Sure, we mention him in relation to our work, but he isn’t there to hear about how it is impacting people now. He isn’t there to see its impact now. And that made me feel a certain way about presenting our successes.

Again, just to reaffirm, to me, this isn’t about feeling unworthy. To me, this is about knowing your role and knowing how it fits into a team. I am an obsessive and passionate sports fan. Sport teaches one the importance of teamwork and structure.

The more you learn about it, the more you realise Guru Nanak Dev Ji’s revolution is too important a mission for it to be misrepresented. As such, Sikh community domains can be unforgiving places. Criticism can be curt, attitudes can be abrasive, etiquette can be non-existent.

To step forward and attempt to lead something from within this is one of the bravest things a person can do.

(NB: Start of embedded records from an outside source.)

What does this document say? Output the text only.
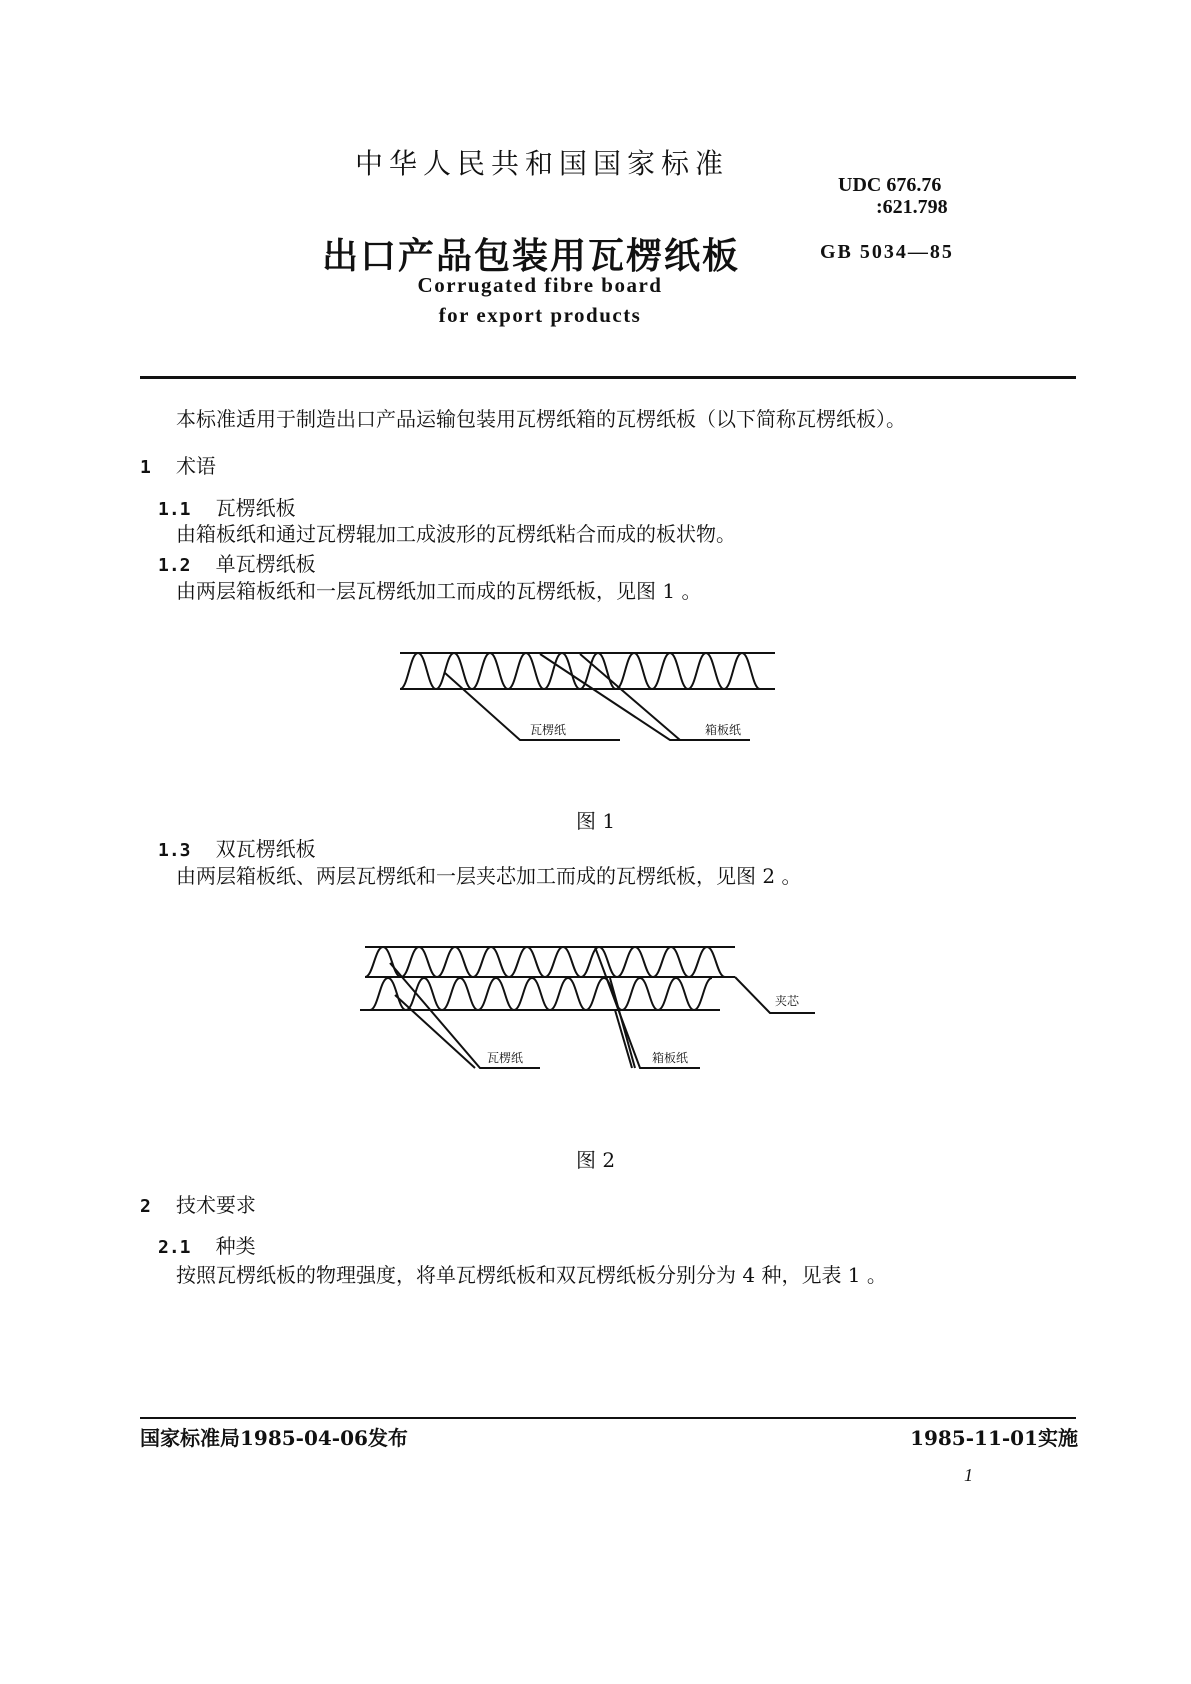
中华人民共和国国家标准
UDC 676.76
:621.798
出口产品包装用瓦楞纸板	GB 5034—85
Corrugated fibre board
for export products
本标准适用于制造出口产品运输包装用瓦楞纸箱的瓦楞纸板（以下简称瓦楞纸板）。
1 术语
1.1 瓦楞纸板
由箱板纸和通过瓦楞辊加工成波形的瓦楞纸粘合而成的板状物。
1.2 单瓦楞纸板
由两层箱板纸和一层瓦楞纸加工而成的瓦楞纸板，见图 1 。
瓦楞纸	箱板纸
图 1
1.3 双瓦楞纸板
由两层箱板纸、两层瓦楞纸和一层夹芯加工而成的瓦楞纸板，见图 2 。
夹芯
瓦楞纸	箱板纸
图 2
2 技术要求
2.1 种类
按照瓦楞纸板的物理强度，将单瓦楞纸板和双瓦楞纸板分别分为 4 种，见表 1 。
国家标准局1985-04-06发布	1985-11-01实施
1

By its nature, this demands immense seva and intimate connection with sangat. There are too many people attempting to push themselves into Sikh leadership roles without any of the above for me to take what Jagraj Singh did lightly, by placing himself in the gauntlet of Sikh leadership and building a team to do panthic work.

In my opinion, I personally feel involvement in panthic work is overwhelmingly beneficial for one’s mental health. There is a genuine family love that can be built within sangat from being around those who want nothing more than sarbat da bhala. Not to mention the hugs. The hugs! People within sangat will hug you like you’re their long-lost best friend.

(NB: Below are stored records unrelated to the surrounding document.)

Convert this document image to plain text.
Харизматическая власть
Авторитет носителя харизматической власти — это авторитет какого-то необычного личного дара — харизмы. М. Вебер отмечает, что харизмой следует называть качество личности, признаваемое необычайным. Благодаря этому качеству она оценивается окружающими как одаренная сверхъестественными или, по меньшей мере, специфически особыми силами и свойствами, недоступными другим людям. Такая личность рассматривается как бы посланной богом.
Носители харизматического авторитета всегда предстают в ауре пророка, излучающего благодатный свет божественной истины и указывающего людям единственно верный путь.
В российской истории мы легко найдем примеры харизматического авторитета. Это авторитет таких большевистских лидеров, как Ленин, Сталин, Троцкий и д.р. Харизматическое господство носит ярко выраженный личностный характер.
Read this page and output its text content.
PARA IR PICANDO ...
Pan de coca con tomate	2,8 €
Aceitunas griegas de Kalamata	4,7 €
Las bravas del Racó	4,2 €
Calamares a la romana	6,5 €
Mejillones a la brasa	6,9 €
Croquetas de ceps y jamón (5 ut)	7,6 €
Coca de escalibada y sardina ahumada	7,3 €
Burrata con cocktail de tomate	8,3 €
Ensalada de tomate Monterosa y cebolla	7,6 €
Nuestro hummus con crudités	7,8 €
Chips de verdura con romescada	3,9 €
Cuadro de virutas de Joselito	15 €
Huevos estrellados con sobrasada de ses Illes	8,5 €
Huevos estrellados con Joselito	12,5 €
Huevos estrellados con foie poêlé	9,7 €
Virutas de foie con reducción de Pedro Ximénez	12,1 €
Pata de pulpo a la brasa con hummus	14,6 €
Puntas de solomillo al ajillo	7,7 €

Nevertheless, I recognise the feeling of responsibility of representing a panthic org is by no means easy to handle. It is a daunting prospect to be in any position of being questioned by sangat. Yet, it is a fair and needed position to be in when working both with and for the Panth. It’s democratic beyond the version of democracy currently sold to us.

Still, that pressure can crush some, while others are forced to create their own protective pseudo-sangat circles. Then there are the beautiful GurSikhs who just lead revolution quietly, in their own under-the-radar manner, only dealing with who they have to.

However, not all panthic work can be done under-the-radar. Trying to relay a message of GurMat (Guru’s way of thinking) to those who know nothing of Sikhi is a tricky business. This is what Everythings 13 does as an organisation.

Leading such an org means dealing with everyone; from those just out for an argument to those who don’t think you’re a match for their intellectual ability. As the hundreds of thousands who’ve seen Jagraj Singh deal with even the most rigid of perspectives will know, he did this with Khalsa nobility.

Jagraj Singh went through a lot – physically, mentally and spiritually – to create panthic institutions through Everythings 13, one of which I am lucky to be involved with and has me in a blessed position of working with sangat and mixing with GurSikhs on a daily basis. This is something I am eternally grateful for.

That’s why I was left with that empty feeling after the recent event; because when I see the success of what Jagraj Singh’s started with Everythings 13, when I feel the benefit of it, when I see its progress, I am still feeling the grief of him not being here to see it too.